Griechenland rechnet nach eigenen Angaben für das Jahresende mit der ersten Lieferung eines Corona-Impfstoffs. "Wenn alles gut geht, wird Griechenland seinen vereinbarten Anteil in sieben Lieferungen erhalten", sagte Gesundheitsminister Vassilis Kikilias am Dienstag dem Sender Skai TV.

Bis Juni kommenden Jahres werde es dann jedes Monat eine weitere Lieferung des Pharmakonzerns AstraZeneca geben. "Wir werden mit 700.000 Dosen im Dezember beginnen." AstraZeneca arbeitet gemeinsam mit der britischen Universität Oxford an dem Corona-Impfstoff und will diesen nach eigenen Angaben zum Selbstkostenpreis abgeben. Das Präparat erwies sich nach Unternehmensangaben in den ersten beiden Testreihen als für die Probanden gut verträglich und habe für die Bildung von Antikörpern sowie für eine Immunisierung gegen die Lungenkrankheit Covid-19 gesorgt.

Die Ergebnisse einer dritten Testphase werden für den Herbst erwartet. Ist diese erfolgreich, soll der Impfstoff danach massenweise produziert und verabreicht werden.

EU will 300 Mio. Impfdosen erwerben

Die Europäische Kommission hatte am Freitag verkündet, dass es eine erste Übereinkunft mit AstraZeneca gebe, "einen potenziellen Impfstoff gegen Covid-19 zu erwerben". EU-Länder mit niedrigem oder mittlerem Einkommen sollen ihn gratis erhalten.

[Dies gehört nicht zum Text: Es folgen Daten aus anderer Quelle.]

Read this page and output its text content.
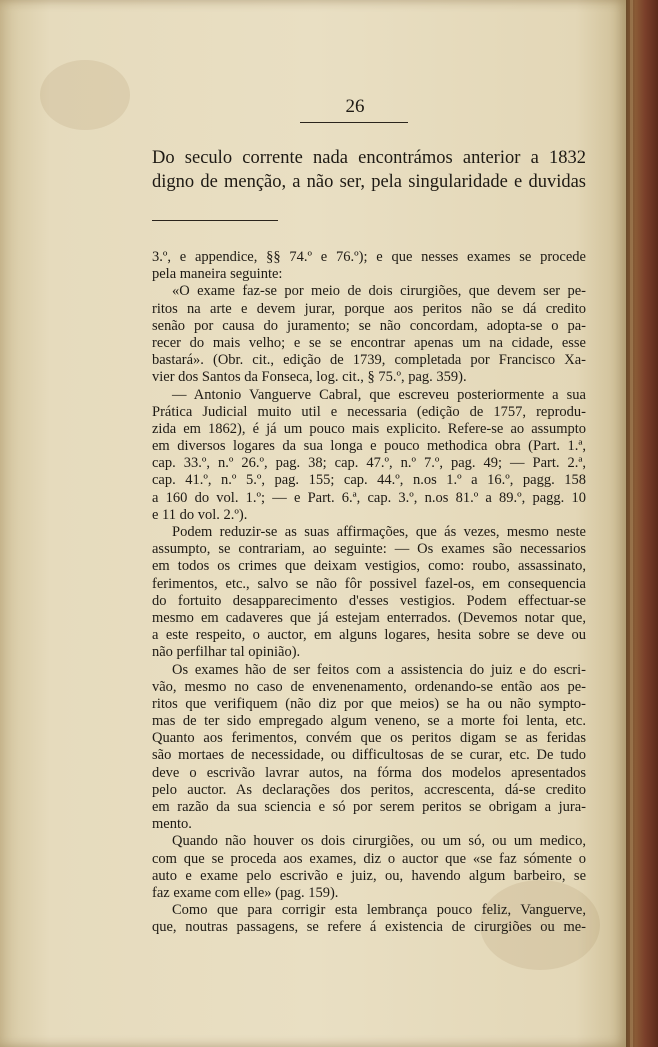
26
Do seculo corrente nada encontrámos anterior a 1832
digno de menção, a não ser, pela singularidade e duvidas
3.º, e appendice, §§ 74.º e 76.º); e que nesses exames se procede
pela maneira seguinte:
«O exame faz-se por meio de dois cirurgiões, que devem ser pe-
ritos na arte e devem jurar, porque aos peritos não se dá credito
senão por causa do juramento; se não concordam, adopta-se o pa-
recer do mais velho; e se se encontrar apenas um na cidade, esse
bastará». (Obr. cit., edição de 1739, completada por Francisco Xa-
vier dos Santos da Fonseca, log. cit., § 75.º, pag. 359).
— Antonio Vanguerve Cabral, que escreveu posteriormente a sua
Prática Judicial muito util e necessaria (edição de 1757, reprodu-
zida em 1862), é já um pouco mais explicito. Refere-se ao assumpto
em diversos logares da sua longa e pouco methodica obra (Part. 1.ª,
cap. 33.º, n.º 26.º, pag. 38; cap. 47.º, n.º 7.º, pag. 49; — Part. 2.ª,
cap. 41.º, n.º 5.º, pag. 155; cap. 44.º, n.os 1.º a 16.º, pagg. 158
a 160 do vol. 1.º; — e Part. 6.ª, cap. 3.º, n.os 81.º a 89.º, pagg. 10
e 11 do vol. 2.º).
Podem reduzir-se as suas affirmações, que ás vezes, mesmo neste
assumpto, se contrariam, ao seguinte: — Os exames são necessarios
em todos os crimes que deixam vestigios, como: roubo, assassinato,
ferimentos, etc., salvo se não fôr possivel fazel-os, em consequencia
do fortuito desapparecimento d'esses vestigios. Podem effectuar-se
mesmo em cadaveres que já estejam enterrados. (Devemos notar que,
a este respeito, o auctor, em alguns logares, hesita sobre se deve ou
não perfilhar tal opinião).
Os exames hão de ser feitos com a assistencia do juiz e do escri-
vão, mesmo no caso de envenenamento, ordenando-se então aos pe-
ritos que verifiquem (não diz por que meios) se ha ou não sympto-
mas de ter sido empregado algum veneno, se a morte foi lenta, etc.
Quanto aos ferimentos, convém que os peritos digam se as feridas
são mortaes de necessidade, ou difficultosas de se curar, etc. De tudo
deve o escrivão lavrar autos, na fórma dos modelos apresentados
pelo auctor. As declarações dos peritos, accrescenta, dá-se credito
em razão da sua sciencia e só por serem peritos se obrigam a jura-
mento.
Quando não houver os dois cirurgiões, ou um só, ou um medico,
com que se proceda aos exames, diz o auctor que «se faz sómente o
auto e exame pelo escrivão e juiz, ou, havendo algum barbeiro, se
faz exame com elle» (pag. 159).
Como que para corrigir esta lembrança pouco feliz, Vanguerve,
que, noutras passagens, se refere á existencia de cirurgiões ou me-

Wenn sich der Impfstoff als "sicher und wirksam" erwiesen habe, werde die EU 300 Millionen Impfdosen erwerben mit einer Option auf den Kauf von hundert Millionen weiterer Dosen durch die EU-Mitgliedstaaten.

Griechenland mit niedriger Sterberate

Griechenland hat die Corona-Pandemie bisher relativ gut überstanden, seine Infektions- und Sterberaten sind im Vergleich zu anderen EU-Ländern gering. Allerdings sind die Infektionszahlen in dem Urlaubsland in diesem Monat stark in die Höhe geschnellt. Die Behörden führen die Entwicklung auf die zunehmende Missachtung von Abstandsregeln in Lokalen und anderen öffentlichen Orten zurück. Die Zivilschutzbehörde verhängte als Reaktion nächtliche Ausgangssperren in einigen Regionen, darunter einige der meistbesuchten Urlaubsgebiete.

Der griechische Regierungschef Kyriakos Mitsotakis drohte, wenn die Ausbreitung des neuartigen Coronavirus nicht eingedämmt werde, werde seine Regierung "drastischere Maßnahmen" ergreifen, "die zweifellos wirtschaftliche Auswirkungen" hätten.